El fenómeno Zaúl: El showman que se ganó el corazón del público serrano
Por Ariel Bogdanov
La carrera de Zaúl Showman es un ejemplo de perseverancia y oficio. Formado en el exigente circuito de eventos de Rosario, su desembarco en las grandes ligas de la Villa serrana no fue producto del azar, sino de una construcción paso a paso. Desde sus primeras temporadas con Ángel Carabajal en "Bien Argentino" hasta su presente actual en el teatro más importante de la ciudad, Zaúl ha mutado potenciando principalmente su capacidad de improvisación.

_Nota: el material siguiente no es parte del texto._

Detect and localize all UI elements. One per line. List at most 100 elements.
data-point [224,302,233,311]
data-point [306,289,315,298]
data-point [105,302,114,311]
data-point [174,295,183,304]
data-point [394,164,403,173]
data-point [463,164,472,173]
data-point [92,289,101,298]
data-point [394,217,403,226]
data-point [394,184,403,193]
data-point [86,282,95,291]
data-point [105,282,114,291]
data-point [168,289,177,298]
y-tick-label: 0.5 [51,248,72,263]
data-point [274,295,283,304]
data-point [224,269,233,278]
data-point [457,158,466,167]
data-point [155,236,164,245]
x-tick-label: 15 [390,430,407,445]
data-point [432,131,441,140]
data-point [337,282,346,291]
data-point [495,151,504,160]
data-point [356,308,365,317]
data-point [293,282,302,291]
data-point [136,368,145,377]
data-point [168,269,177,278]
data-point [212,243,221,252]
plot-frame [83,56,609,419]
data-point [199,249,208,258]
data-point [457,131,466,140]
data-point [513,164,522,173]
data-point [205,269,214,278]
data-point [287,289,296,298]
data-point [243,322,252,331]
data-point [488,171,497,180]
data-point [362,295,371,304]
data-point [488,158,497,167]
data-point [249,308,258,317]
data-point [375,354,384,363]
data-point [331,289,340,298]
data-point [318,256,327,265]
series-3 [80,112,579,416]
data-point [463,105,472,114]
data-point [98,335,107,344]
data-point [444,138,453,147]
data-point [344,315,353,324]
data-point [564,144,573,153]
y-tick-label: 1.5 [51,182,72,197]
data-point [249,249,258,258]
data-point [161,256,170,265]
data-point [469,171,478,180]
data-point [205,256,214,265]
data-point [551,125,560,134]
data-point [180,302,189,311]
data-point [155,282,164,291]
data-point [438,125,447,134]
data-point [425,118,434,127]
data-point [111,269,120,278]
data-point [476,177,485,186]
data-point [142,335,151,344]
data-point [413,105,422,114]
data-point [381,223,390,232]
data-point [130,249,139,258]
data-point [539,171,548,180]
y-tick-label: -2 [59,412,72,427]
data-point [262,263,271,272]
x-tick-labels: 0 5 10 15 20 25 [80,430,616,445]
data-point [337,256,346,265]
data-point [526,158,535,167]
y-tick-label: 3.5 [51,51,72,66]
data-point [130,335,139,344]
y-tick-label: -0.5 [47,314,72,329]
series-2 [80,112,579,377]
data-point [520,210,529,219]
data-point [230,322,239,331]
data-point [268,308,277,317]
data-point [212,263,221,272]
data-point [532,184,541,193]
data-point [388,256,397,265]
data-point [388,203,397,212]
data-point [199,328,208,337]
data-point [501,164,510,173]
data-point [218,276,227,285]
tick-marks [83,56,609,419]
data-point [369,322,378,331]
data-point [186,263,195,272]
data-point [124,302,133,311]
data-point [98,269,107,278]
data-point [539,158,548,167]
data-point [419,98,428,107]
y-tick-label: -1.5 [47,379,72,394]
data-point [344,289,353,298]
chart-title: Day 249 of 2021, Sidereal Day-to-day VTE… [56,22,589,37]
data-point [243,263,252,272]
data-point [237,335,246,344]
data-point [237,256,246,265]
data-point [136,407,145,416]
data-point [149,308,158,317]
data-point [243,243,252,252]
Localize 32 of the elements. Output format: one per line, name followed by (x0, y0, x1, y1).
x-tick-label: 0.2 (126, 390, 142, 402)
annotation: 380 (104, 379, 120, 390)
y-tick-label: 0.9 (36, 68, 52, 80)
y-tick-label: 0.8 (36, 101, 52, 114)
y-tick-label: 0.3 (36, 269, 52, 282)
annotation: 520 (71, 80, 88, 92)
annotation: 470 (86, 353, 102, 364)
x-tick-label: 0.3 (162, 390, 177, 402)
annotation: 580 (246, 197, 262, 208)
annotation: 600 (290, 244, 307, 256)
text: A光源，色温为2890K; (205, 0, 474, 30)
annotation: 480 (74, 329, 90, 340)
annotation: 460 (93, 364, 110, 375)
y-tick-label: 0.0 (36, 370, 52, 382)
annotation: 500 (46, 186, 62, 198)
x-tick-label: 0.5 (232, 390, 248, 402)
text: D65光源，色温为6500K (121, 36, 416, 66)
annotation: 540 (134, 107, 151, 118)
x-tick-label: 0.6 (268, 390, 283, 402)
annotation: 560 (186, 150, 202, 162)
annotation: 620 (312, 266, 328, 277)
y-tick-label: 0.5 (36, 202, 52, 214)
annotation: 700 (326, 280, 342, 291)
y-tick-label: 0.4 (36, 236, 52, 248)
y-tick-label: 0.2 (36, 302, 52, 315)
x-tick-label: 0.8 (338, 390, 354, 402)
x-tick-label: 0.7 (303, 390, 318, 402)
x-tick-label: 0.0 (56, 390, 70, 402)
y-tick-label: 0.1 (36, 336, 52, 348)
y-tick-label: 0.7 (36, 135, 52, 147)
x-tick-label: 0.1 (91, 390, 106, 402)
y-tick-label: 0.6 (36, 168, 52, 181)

Desde hace dos años, se ha convertido en el ladero ideal del Oficial Gordillo, acompañando el éxito arrollador de Miguel Martín. Este año, brilla con luz propia en el Teatro Luxor como parte de "Gordillo: Choriando al futuro", consolidándose como uno de los artistas que más risas cosecha entre el público que elige los teatros serranos.
— Estás viviendo una temporada de consolidación en el Luxor con "Choriando al futuro". ¿Cómo se siente estar en el corazón de la cartelera junto al Oficial Gordillo?
— Es un presente que me llena de gratitud. Esta es mi segunda temporada consecutiva con Miguel Martín y la verdad es que me siento como en casa. Trabajar en un escenario de la magnitud del Luxor es un desafío diario, pero Miguel tiene una generosidad poco común en este ambiente. Él me da un espacio enorme, me permite desplegar todo lo que sé hacer y eso, para un artista que viene remándola desde hace años, es un regalo. El público viene a verlo a él, pero se entrega a mi propuesta con una apertura que me sigue sorprendiendo.
— Siempre surge la duda sobre tu etiqueta: ¿mago, humorista, showman?
— (Risas) ¡Es la pregunta que más me costó explicar en mi carrera! Durante años traté de buscar una definición hasta que me di cuenta de que "Showman" era la palabra justa, hoy lo uso casi como un apellido artístico. Yo no soy el mago que hace el truco perfecto, ni el humorista de chistes convencionales. Soy un tipo que juega con distintos recursos que son naturales, ni siquiera es que lo preparo. Cosas que me han pasado en vida. Uso la magia como un puente para la comedia, el humor, y me sigo sorprendiendo.
— Rosario fue tu gran escuela. ¿Qué recordás de esos inicios antes de ganar el Carlos de Oro?
— Rosario es una plaza exigente, ahí te curtís en eventos sociales y bares. Tuve la suerte de trabajar en algunos espectáculos, Moria Casán o con Sergio Gonal, pero en cosas más locales. Pero el gran quiebre fue con Ángel Carabajal en "Bien Argentino", donde ese año ganamos el Carlos de Oro. Después vinieron "América Show", hicimos cosas con Miguel y el Chino de Midachi, todo fue llevando al lugar de hoy con el Oficial Gordillo.
— Ya tenés un Carlos de Oro en tu repisa. ¿Cómo vivís las nominaciones ahora?
— Se vive con mucha más calma. Haber ganado el Oro en 2022 fue cumplir un sueño máximo. Una vez que ya sentiste ese reconocimiento de tus pares, los premios que vienen son "mimos" necesarios, pero una vez que uno ya sabe lo que es ganarlo, ya está.
— ¿Está en tus planes volver a encabezar tu propio proyecto?
— Carlos Paz es mi lugar en el mundo. La experiencia de mi unipersonal fue hermosa y sacrificada. El deseo de volver a tener mi propio espacio siempre está; es algo que quiere cualquier artista Creo que estoy en un proceso de maduración, aprendiendo mucho de los mejores. La idea de tener un espectáculo propio siempre está, en algún momento hacerlo y siento que cada vez está más cerca.
CHORIANDO A FUTURO
Lugar: Teatro Luxor (Av. Libertad 211, Villa Carlos Paz).
Elenco: Miguel Martín (Oficial Gordillo) junto a Zaúl Showman.
Entradas: Desde los $25.000 hasta los $44.000 por Autoentrada o en la boletería del teatro.